I also masked around Maggie using a small round brush, lightly painting on the masking fluid in short irregular strokes to suggest her spiky, fluffy fur.

Then I painted the entire background and let it dry thoroughly.

To make the wallpaper pattern in the background, I used a 6x6-inch craft stencil (Crafter's Workshop brand).

I taped it in place in the center of the painting....

Then I took a stencil brush slightly dampened with water and rubbed it over the stencil openings. After agitating the paint a bit, I blotted with a tissue to lift the paint.

The result was a subtle effect that looks just like wallpaper. I moved the stencil to other sections of the paper to complete the pattern over the entire background.

I had originally thought I would use the turquoise color as the base color of a rug on the floor, but I changed my mind and decided on a different design for the flooring.
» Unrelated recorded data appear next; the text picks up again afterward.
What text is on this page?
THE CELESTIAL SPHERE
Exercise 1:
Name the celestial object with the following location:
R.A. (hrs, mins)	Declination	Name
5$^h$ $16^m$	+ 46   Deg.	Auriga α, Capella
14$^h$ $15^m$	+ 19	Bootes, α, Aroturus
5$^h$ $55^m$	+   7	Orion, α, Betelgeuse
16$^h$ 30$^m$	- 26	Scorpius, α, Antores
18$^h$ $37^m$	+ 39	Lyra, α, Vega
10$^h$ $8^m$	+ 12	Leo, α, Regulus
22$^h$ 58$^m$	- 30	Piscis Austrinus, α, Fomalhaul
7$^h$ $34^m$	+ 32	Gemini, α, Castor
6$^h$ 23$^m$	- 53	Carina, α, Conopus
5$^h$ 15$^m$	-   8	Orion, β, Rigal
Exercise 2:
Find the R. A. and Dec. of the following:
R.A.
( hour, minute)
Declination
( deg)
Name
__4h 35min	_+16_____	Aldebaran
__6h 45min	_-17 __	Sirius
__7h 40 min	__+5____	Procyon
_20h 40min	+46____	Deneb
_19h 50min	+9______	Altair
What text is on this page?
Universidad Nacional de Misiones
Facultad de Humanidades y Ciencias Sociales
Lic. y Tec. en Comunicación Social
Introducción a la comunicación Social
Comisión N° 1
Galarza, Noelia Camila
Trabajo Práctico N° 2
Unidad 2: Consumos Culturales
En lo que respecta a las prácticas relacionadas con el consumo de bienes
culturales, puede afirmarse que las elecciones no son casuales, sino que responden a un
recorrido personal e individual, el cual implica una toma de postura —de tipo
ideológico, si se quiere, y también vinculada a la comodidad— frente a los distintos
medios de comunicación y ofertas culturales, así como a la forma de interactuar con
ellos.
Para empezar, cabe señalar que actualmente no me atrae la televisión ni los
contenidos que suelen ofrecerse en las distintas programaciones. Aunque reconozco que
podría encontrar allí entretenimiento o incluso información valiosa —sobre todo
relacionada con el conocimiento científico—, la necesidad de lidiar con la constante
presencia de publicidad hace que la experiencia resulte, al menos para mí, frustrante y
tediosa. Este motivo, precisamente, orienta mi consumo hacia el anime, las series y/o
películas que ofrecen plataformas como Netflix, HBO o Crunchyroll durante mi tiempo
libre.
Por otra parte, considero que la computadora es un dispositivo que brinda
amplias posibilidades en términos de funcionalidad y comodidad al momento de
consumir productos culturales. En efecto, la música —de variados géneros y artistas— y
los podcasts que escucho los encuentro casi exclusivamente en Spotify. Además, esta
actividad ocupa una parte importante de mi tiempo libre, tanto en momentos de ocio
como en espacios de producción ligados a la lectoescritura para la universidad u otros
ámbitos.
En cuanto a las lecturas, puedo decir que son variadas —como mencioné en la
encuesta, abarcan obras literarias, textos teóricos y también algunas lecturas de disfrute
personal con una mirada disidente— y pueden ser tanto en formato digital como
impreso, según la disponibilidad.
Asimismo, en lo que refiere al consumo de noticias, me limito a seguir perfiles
I lifted most of the turquoise paint from the floor area using a damp sponge and brushes, then painted a sepia wash over the wooden floor area. After that dried, I painted the wood grain lines with a small round brush.

For the dog bone pattern on the rug, I masked out the bones, painted the background, removed the masking, then painted the bones, along with the red and striped borders.

The floral fabric on the chair took several steps:
  • Mask out the leaf shapes.
  • Paint a pink wash over the entire area. Let it dry.
  • Mask out the pink rose shapes.
  • Paint a dark burgundy wash over the entire area. Let it dry thoroughly.
  • Remove all of the masking fluid.
  • Paint the darker values on the roses.
  • Paint the lighter values on the leaves.
  • Paint the darker values on the leaves.
After I painted the front of the chair arms a nice deep green, I decided they could use some pattern, too. I pencilled in some vertical guidelines and painted the short diagonal strokes with a small round brush, giving me a subtle herringbone pattern.

After painting the rest of the Mackenzie-Childs style chair, it was finally time to tackle Maggie herself. Some of the more subtle tones on her fur don't show up well in this scan - images always look better in person - but I think you can see how much layering I did to indicate the fluffy but clumpy texture of her fur. Titanium Buff was the primary color I used to paint the fur, modifying it by adding Yellow Ochre or Burnt Umber for the darker values.

The masking fluid worked perfectly to preserve the texture of the fur against the dark chair.

Maggie's eyes were very small in the painting, making it challenging to get them right. The tiniest stroke of paint could easily wipe out a highlight or change the expression on her face.

The finished painting is like no dog portrait I've ever seen before. I think I was able to inject a little humor into what could have been a traditional, stuffy portrait, and Maggie's mom was delighted with her birthday surprise.

There's just one problem, Grandma is so enamoured of Maggie's dream chair that she asked me if I could make her a real one just like it! :)


  1. Great steps on the roses. Thanks for sharing and the eyes have it! Congrats!

    1. I really had to think out in advance how I wanted to approach the roses. The technique I used worked well - success!

  2. I so enjoy your posts and today's was particularly wonderful. I loved learning about the step by step process you used to create such a detailed design. Thank you for sharing this with your followers.

    1. I appreciate your comment, Shelley. I'm glad to know all my hard work is a benefit to you. Cheers!

  3. Just want to add my "here here!" to the other comments. Your painting certainly brings a big smile! One of the most whimsical and endearing pet portraits I've seen.

    1. Thanks so much, Gayle! I hope it will make Maggie's family smile every time they look at it.

  4. This is so beautiful! I love your style of writing. :)

  5. Wow, this is amazing! What a fun portrait. Thank you for sharing your well-thought-out steps. I love the stencil idea!

  6. Потрясающий блог, удивительные акварели) Все просто прекрасно) Буду читать ваш блог с удовольствием!

    1. Translation: "Excellent blog, amazing watercolors. All just fine. I will read your blog with pleasure! Inspiration!"
      Thanks for stopping by!

  7. Would you consider selling a print?